Еврейская интеллигенция в России слилась в чаяниях и действиях с русской интеллигенцией и вместе с нею не за «развал», не за «разрушение», но за освобождение и своей родины отдавала свою жизнь. Вместе с русской интеллигенцией мы мечтали о народовластии, а не о «комиссародержавии», о братстве и равенстве, а не о «чрезвычайках», вместе с нею считаем первыми «контрреволюционерами», мракобесами и предателями освобождения целой страны людей эшафота и «чрезвычайки», вышедших, может быть, и из ее и нашей среды.
Развал, боль, крушения из-за держиморд большевизма — мы переживаем общие.
Но ведь у нас, евреев, есть еще одна боль, своя отдельная драма жизни, которой мы не желали замечать прежде, которую не желаете и сейчас видеть Вы, г. Эренбург, но которая шипами колет еврейское сердце…»
Далее в своем ответе Марголин цитирует слова Эренбурга: «Благословляю некормящие груди и плетку в руках», и возмущению его нет конца:
«Кто это пишет в таком исступлении, с надрывом в душе, кто выкрикивает эти нервные слова надорванным голосом, почти в истерике? Это говорит поэт Эренбург, у которого есть только одна молитва о России и нет другой для еврея. До какого слияния с чужой культурой нужно дожить, до какой ступени рассеять свой дух по чужой земле, чтобы сказать эти слова, звучащие, как псалом исступленного?..

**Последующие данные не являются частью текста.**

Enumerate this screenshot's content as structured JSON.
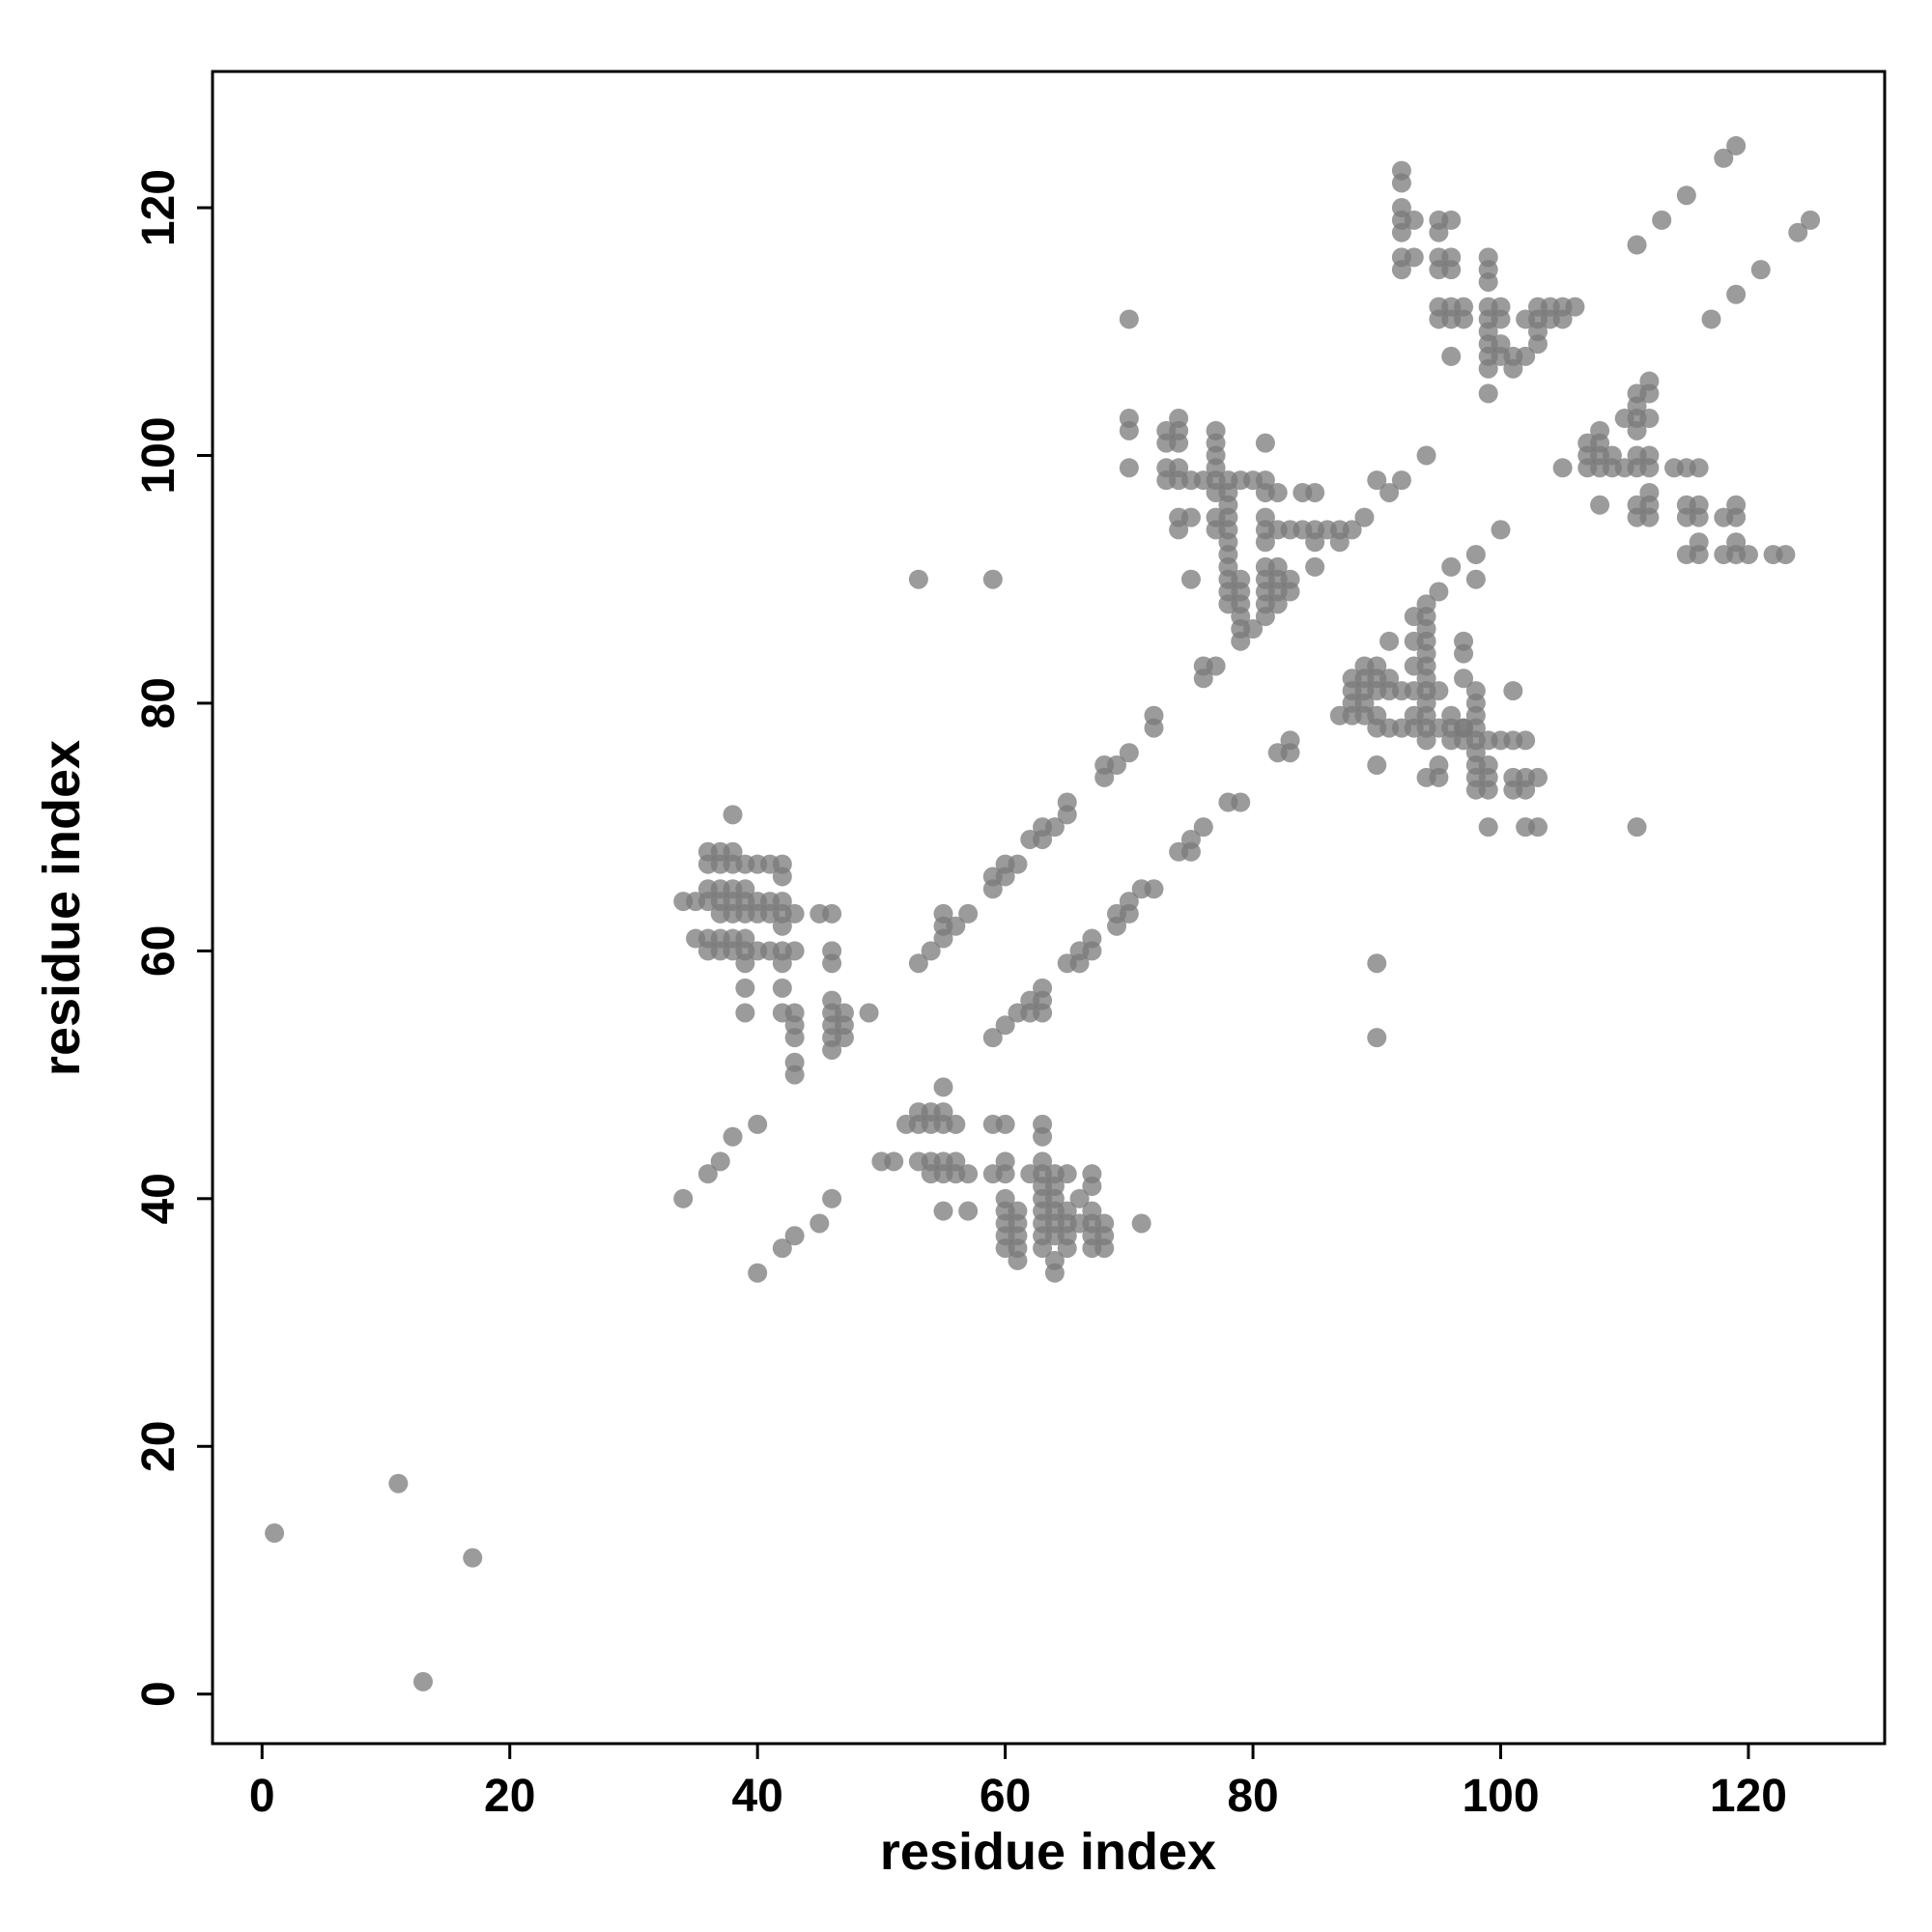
{
  "chart_data": {
    "type": "scatter",
    "xlabel": "residue index",
    "ylabel": "residue index",
    "xlim": [
      -4,
      131
    ],
    "ylim": [
      -4,
      131
    ],
    "xticks": [
      0,
      20,
      40,
      60,
      80,
      100,
      120
    ],
    "yticks": [
      0,
      20,
      40,
      60,
      80,
      100,
      120
    ],
    "grid": false,
    "series": [
      {
        "color": "#7a7a7a",
        "alpha": 0.75,
        "x": [
          1,
          11,
          13,
          17,
          34,
          36,
          37,
          38,
          40,
          40,
          42,
          43,
          45,
          46,
          34,
          35,
          36,
          37,
          38,
          39,
          40,
          41,
          42,
          36,
          37,
          38,
          36,
          37,
          38,
          39,
          40,
          41,
          42,
          42,
          36,
          37,
          38,
          39,
          35,
          36,
          37,
          38,
          39,
          36,
          37,
          38,
          39,
          40,
          41,
          42,
          43,
          37,
          38,
          39,
          40,
          41,
          42,
          43,
          38,
          39,
          39,
          39,
          42,
          42,
          42,
          43,
          43,
          43,
          43,
          43,
          42,
          45,
          46,
          46,
          46,
          46,
          46,
          46,
          46,
          46,
          47,
          47,
          47,
          49,
          53,
          54,
          55,
          55,
          55,
          56,
          57,
          59,
          59,
          60,
          60,
          61,
          62,
          63,
          63,
          64,
          65,
          65,
          68,
          68,
          69,
          70,
          72,
          72,
          76,
          76,
          77,
          59,
          60,
          61,
          62,
          62,
          63,
          63,
          63,
          65,
          66,
          66,
          67,
          67,
          69,
          69,
          70,
          70,
          71,
          72,
          74,
          75,
          75,
          76,
          78,
          79,
          82,
          83,
          83,
          50,
          51,
          52,
          53,
          53,
          54,
          54,
          55,
          55,
          55,
          56,
          53,
          54,
          54,
          55,
          55,
          56,
          56,
          57,
          55,
          57,
          59,
          60,
          59,
          60,
          60,
          60,
          60,
          60,
          60,
          60,
          61,
          61,
          61,
          61,
          61,
          62,
          63,
          63,
          63,
          63,
          63,
          63,
          63,
          63,
          63,
          63,
          64,
          64,
          64,
          64,
          64,
          64,
          64,
          64,
          65,
          65,
          65,
          65,
          65,
          66,
          66,
          67,
          67,
          67,
          67,
          67,
          67,
          68,
          68,
          68,
          71,
          53,
          59,
          90,
          90,
          70,
          111,
          70,
          70,
          70,
          73,
          74,
          74,
          73,
          74,
          73,
          74,
          73,
          74,
          75,
          76,
          77,
          78,
          79,
          80,
          81,
          74,
          75,
          74,
          75,
          77,
          77,
          77,
          77,
          77,
          77,
          77,
          78,
          78,
          78,
          78,
          78,
          78,
          78,
          78,
          78,
          78,
          79,
          79,
          79,
          79,
          79,
          79,
          80,
          81,
          81,
          81,
          81,
          82,
          83,
          84,
          85,
          86,
          87,
          88,
          81,
          81,
          81,
          81,
          81,
          81,
          82,
          82,
          82,
          82,
          83,
          83,
          82,
          84,
          85,
          85,
          85,
          87,
          89,
          90,
          91,
          92,
          94,
          95,
          96,
          98,
          100,
          98,
          87,
          88,
          89,
          88,
          89,
          88,
          89,
          90,
          91,
          92,
          88,
          89,
          90,
          91,
          89,
          90,
          90,
          90,
          91,
          92,
          93,
          94,
          95,
          96,
          97,
          90,
          91,
          93,
          93,
          93,
          93,
          93,
          94,
          94,
          94,
          94,
          94,
          94,
          94,
          94,
          94,
          94,
          94,
          94,
          95,
          95,
          95,
          96,
          96,
          97,
          97,
          97,
          97,
          97,
          98,
          98,
          98,
          98,
          98,
          98,
          98,
          98,
          98,
          99,
          99,
          99,
          99,
          99,
          100,
          101,
          101,
          101,
          101,
          102,
          102,
          102,
          102,
          103,
          103,
          92,
          92,
          92,
          92,
          92,
          92,
          92,
          93,
          93,
          95,
          95,
          95,
          95,
          95,
          95,
          96,
          96,
          96,
          96,
          96,
          96,
          97,
          97,
          99,
          99,
          99,
          99,
          99,
          99,
          99,
          99,
          99,
          99,
          100,
          100,
          100,
          100,
          101,
          101,
          102,
          102,
          103,
          103,
          103,
          103,
          104,
          104,
          105,
          105,
          106,
          111,
          113,
          115,
          118,
          119,
          117,
          119,
          121,
          124,
          125,
          105,
          107,
          107,
          107,
          108,
          108,
          108,
          108,
          108,
          109,
          109,
          110,
          110,
          111,
          111,
          111,
          111,
          111,
          111,
          111,
          111,
          112,
          112,
          112,
          112,
          112,
          112,
          112,
          112,
          114,
          115,
          116,
          115,
          115,
          115,
          116,
          116,
          116,
          116,
          118,
          118,
          119,
          119,
          119,
          119,
          120,
          122,
          123
        ],
        "y": [
          13,
          17,
          1,
          11,
          40,
          42,
          43,
          45,
          46,
          34,
          36,
          37,
          38,
          40,
          64,
          64,
          64,
          64,
          64,
          64,
          64,
          64,
          64,
          68,
          68,
          68,
          67,
          67,
          67,
          67,
          67,
          67,
          67,
          66,
          65,
          65,
          65,
          65,
          61,
          61,
          61,
          61,
          61,
          60,
          60,
          60,
          60,
          60,
          60,
          60,
          60,
          63,
          63,
          63,
          63,
          63,
          63,
          63,
          71,
          59,
          57,
          55,
          59,
          57,
          55,
          55,
          54,
          53,
          51,
          50,
          62,
          63,
          63,
          60,
          59,
          56,
          55,
          54,
          53,
          52,
          55,
          54,
          53,
          55,
          59,
          60,
          61,
          62,
          63,
          62,
          63,
          65,
          66,
          66,
          67,
          67,
          69,
          69,
          70,
          70,
          71,
          72,
          74,
          75,
          75,
          76,
          78,
          79,
          82,
          83,
          83,
          53,
          54,
          55,
          55,
          56,
          55,
          56,
          57,
          59,
          59,
          60,
          60,
          61,
          62,
          63,
          63,
          64,
          65,
          65,
          68,
          68,
          69,
          70,
          72,
          72,
          76,
          76,
          77,
          43,
          43,
          46,
          46,
          47,
          46,
          47,
          46,
          47,
          49,
          46,
          43,
          42,
          43,
          42,
          43,
          43,
          42,
          42,
          39,
          39,
          46,
          46,
          42,
          43,
          42,
          40,
          39,
          38,
          37,
          36,
          39,
          38,
          37,
          36,
          35,
          42,
          46,
          45,
          43,
          42,
          41,
          40,
          39,
          38,
          37,
          36,
          42,
          41,
          40,
          39,
          38,
          37,
          35,
          34,
          42,
          39,
          38,
          37,
          36,
          40,
          38,
          42,
          41,
          39,
          38,
          37,
          36,
          38,
          37,
          36,
          38,
          90,
          90,
          59,
          53,
          111,
          70,
          103,
          102,
          99,
          102,
          102,
          103,
          101,
          101,
          99,
          99,
          98,
          98,
          98,
          98,
          98,
          98,
          98,
          98,
          98,
          95,
          95,
          94,
          90,
          102,
          101,
          100,
          99,
          97,
          95,
          94,
          97,
          96,
          95,
          94,
          93,
          92,
          91,
          90,
          89,
          88,
          90,
          89,
          88,
          87,
          86,
          85,
          86,
          101,
          97,
          95,
          94,
          94,
          94,
          94,
          94,
          94,
          94,
          94,
          93,
          91,
          90,
          89,
          88,
          87,
          91,
          90,
          89,
          88,
          90,
          89,
          97,
          97,
          97,
          93,
          91,
          93,
          95,
          98,
          97,
          98,
          100,
          89,
          91,
          92,
          94,
          90,
          79,
          79,
          79,
          80,
          80,
          81,
          81,
          81,
          81,
          81,
          82,
          82,
          82,
          82,
          83,
          83,
          79,
          78,
          78,
          78,
          78,
          78,
          78,
          78,
          78,
          75,
          85,
          87,
          85,
          83,
          81,
          79,
          88,
          87,
          86,
          85,
          84,
          83,
          82,
          81,
          80,
          79,
          77,
          74,
          75,
          74,
          81,
          79,
          77,
          85,
          84,
          82,
          78,
          77,
          81,
          80,
          79,
          78,
          77,
          76,
          75,
          74,
          73,
          77,
          75,
          74,
          73,
          70,
          77,
          81,
          77,
          74,
          73,
          77,
          74,
          73,
          70,
          74,
          70,
          123,
          122,
          120,
          119,
          118,
          116,
          115,
          119,
          116,
          119,
          118,
          116,
          115,
          112,
          111,
          119,
          116,
          115,
          112,
          111,
          108,
          112,
          111,
          116,
          115,
          114,
          112,
          111,
          110,
          109,
          108,
          107,
          105,
          112,
          111,
          109,
          108,
          108,
          107,
          111,
          108,
          112,
          111,
          110,
          109,
          112,
          111,
          111,
          112,
          112,
          117,
          119,
          121,
          124,
          125,
          111,
          113,
          115,
          118,
          119,
          99,
          101,
          100,
          99,
          101,
          100,
          99,
          102,
          96,
          100,
          99,
          103,
          99,
          105,
          104,
          103,
          102,
          100,
          99,
          96,
          95,
          106,
          105,
          103,
          100,
          99,
          97,
          96,
          95,
          99,
          99,
          99,
          96,
          95,
          92,
          96,
          95,
          93,
          92,
          95,
          92,
          96,
          95,
          93,
          92,
          92,
          92,
          92
        ]
      }
    ]
  }
}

…Мы слыхали проклятия русскому народу за «плетку» и «сапог» от Герцена и Чаадаева. И вдруг благословение, приятие, оправдание плетки — от еврея — поэта Эренбурга!
В годы, когда Ив. Бунин пишет свои огненные проклятия родине, когда Ал. Ремизов в адской тоске вырывает из сдавленной груди стон: «Нет, я не русский… не русский…», в эти дни еврей Эренбург забывает обо всем на свете, кроме своей любви к России, любви во что бы то ни стало, хотя это от психологии раба, но вовсе не от психологии сына великого народа и гордой страны.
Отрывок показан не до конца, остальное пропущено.